Tão logo ganhou a eleição, Jair Bolsonaro e o ministro Paulo Guedes trataram de vender ao Brasil o modelo chileno de capitalização para a Previdência Social. “Isso é algo que a equipe sempre defendeu, um regime de capitalização que permita que a sociedade brasileira possa se equiparar, talvez em 7 ou 8 anos, ao Chile, por exemplo”, disse o então ministro-chefe da Casa Civil, Onyx Lorenzoni. “O Chile, com seu regime de capitalização, sustenta o crescimento chileno”, alardeava o ministro. Apesar de objeto do desejo do governo e do rentismo, a proposta de capitalização foi derrotada na reforma da Previdência.

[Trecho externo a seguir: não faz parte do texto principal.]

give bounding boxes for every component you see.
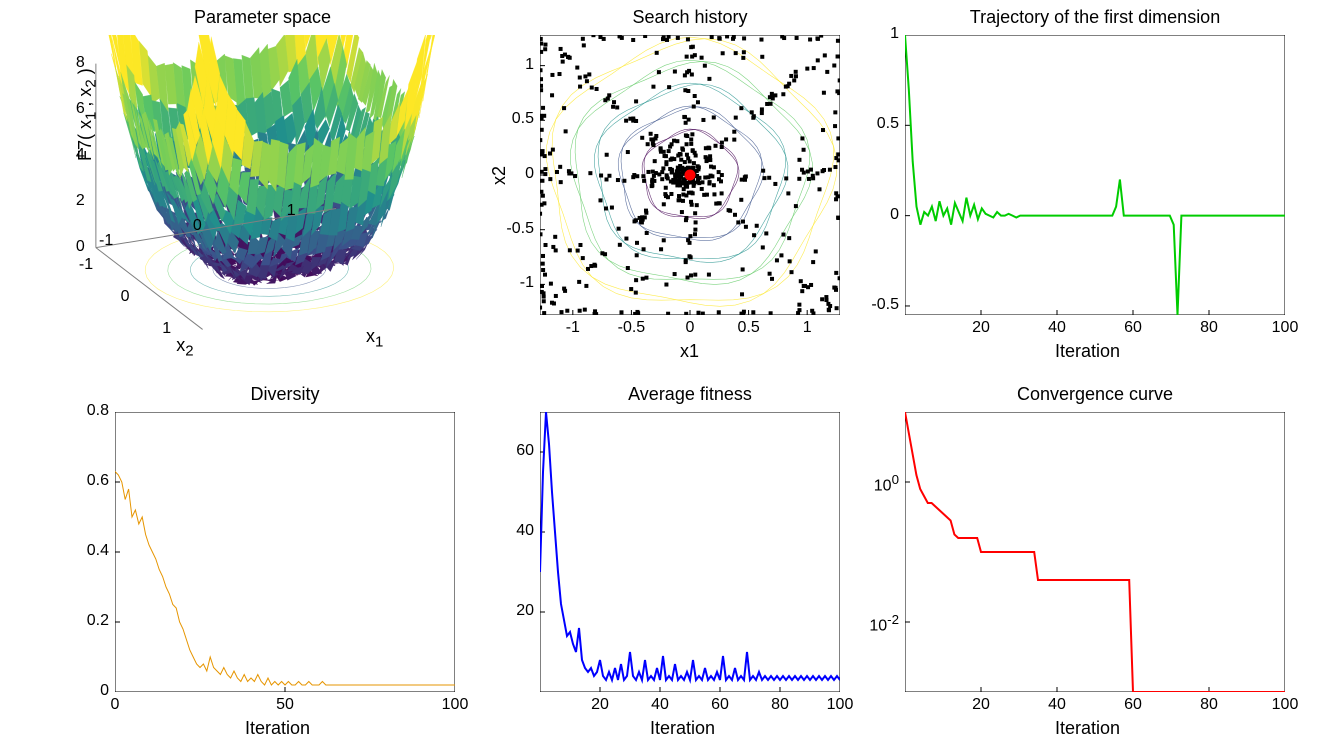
tick: 0 bbox=[100, 682, 109, 700]
tick: -1 bbox=[558, 319, 588, 337]
tick: 100 bbox=[1270, 696, 1300, 714]
tick: -1 bbox=[99, 232, 113, 250]
tick: 100 bbox=[1270, 319, 1300, 337]
tick: 0.4 bbox=[87, 542, 109, 560]
tick: 60 bbox=[705, 696, 735, 714]
tick: -0.5 bbox=[871, 296, 899, 314]
tick: 0 bbox=[76, 238, 85, 256]
tick: 100 bbox=[440, 696, 470, 714]
ylabel: x2 bbox=[176, 335, 193, 360]
tick: 40 bbox=[516, 522, 534, 540]
tick: 60 bbox=[1118, 319, 1148, 337]
tick: 0 bbox=[193, 217, 202, 235]
tick: 0.5 bbox=[734, 319, 764, 337]
parameter-space-title: Parameter space bbox=[90, 7, 435, 28]
xlabel: Iteration bbox=[650, 718, 715, 739]
tick: 1 bbox=[162, 320, 171, 338]
tick: 0.6 bbox=[87, 472, 109, 490]
tick: 80 bbox=[1194, 696, 1224, 714]
tick: 10-2 bbox=[869, 612, 899, 635]
avg-fitness-title: Average fitness bbox=[540, 384, 840, 405]
tick: 60 bbox=[516, 442, 534, 460]
tick: 0.2 bbox=[87, 612, 109, 630]
panel-parameter-space: Parameter space02468-101-101x1x2F7( x1 ,… bbox=[90, 35, 435, 335]
tick: 40 bbox=[645, 696, 675, 714]
tick: 20 bbox=[966, 319, 996, 337]
search-history-title: Search history bbox=[540, 7, 840, 28]
tick: 0 bbox=[890, 206, 899, 224]
xlabel: x1 bbox=[680, 341, 699, 362]
tick: -0.5 bbox=[506, 220, 534, 238]
tick: 20 bbox=[516, 602, 534, 620]
tick: 80 bbox=[1194, 319, 1224, 337]
tick: 50 bbox=[270, 696, 300, 714]
tick: 0 bbox=[121, 288, 130, 306]
tick: 40 bbox=[1042, 696, 1072, 714]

Frente à resistência que cresce em toda a América Latina, o neoliberalismo tenta preparar nova contra-ofensiva, para não perder os dedos, com o mote do combate à desigualdade. Em agosto, a Business Roundtable, que reúne 181 CEOs das maiores empresas do mundo, revisou sua histórica posição.
Antes voltada para a maximização dos lucros dos acionistas, agora defende que empresas devem beneficiar a todos – “clientes, funcionários, fornecedores, comunidades e acionistas”. “Mesmo economistas mais liberais já admitem incorporar a política social na formulação de políticas econômicas”, disse recentemente Armínio Fraga, ex-presidente do Banco Central.
“Tomado como modelo, o Chile serviu de referência para a construção desse modelo da reforma da Previdência que nós discutimos”, alerta o senador Rogério Carvalho (PT-SE). “Ao longo de 10 anos, serão R$ 800 bilhões retirados do consumo, da atividade econômica, dinheiro que vai faltar na vida das pessoas”, denuncia o senador petista, comparando a situação brasileira com a dura realidade chilena.
A revolta no Chile, no entanto, é um sinal da resistência dos povos da região, antecedido pelas manifestações no Equador e confirmado pela vitoriosa eleição de Evo Morales na Bolívia e, provavelmente, de Alberto Fernandez na Argentina, neste próximo domingo.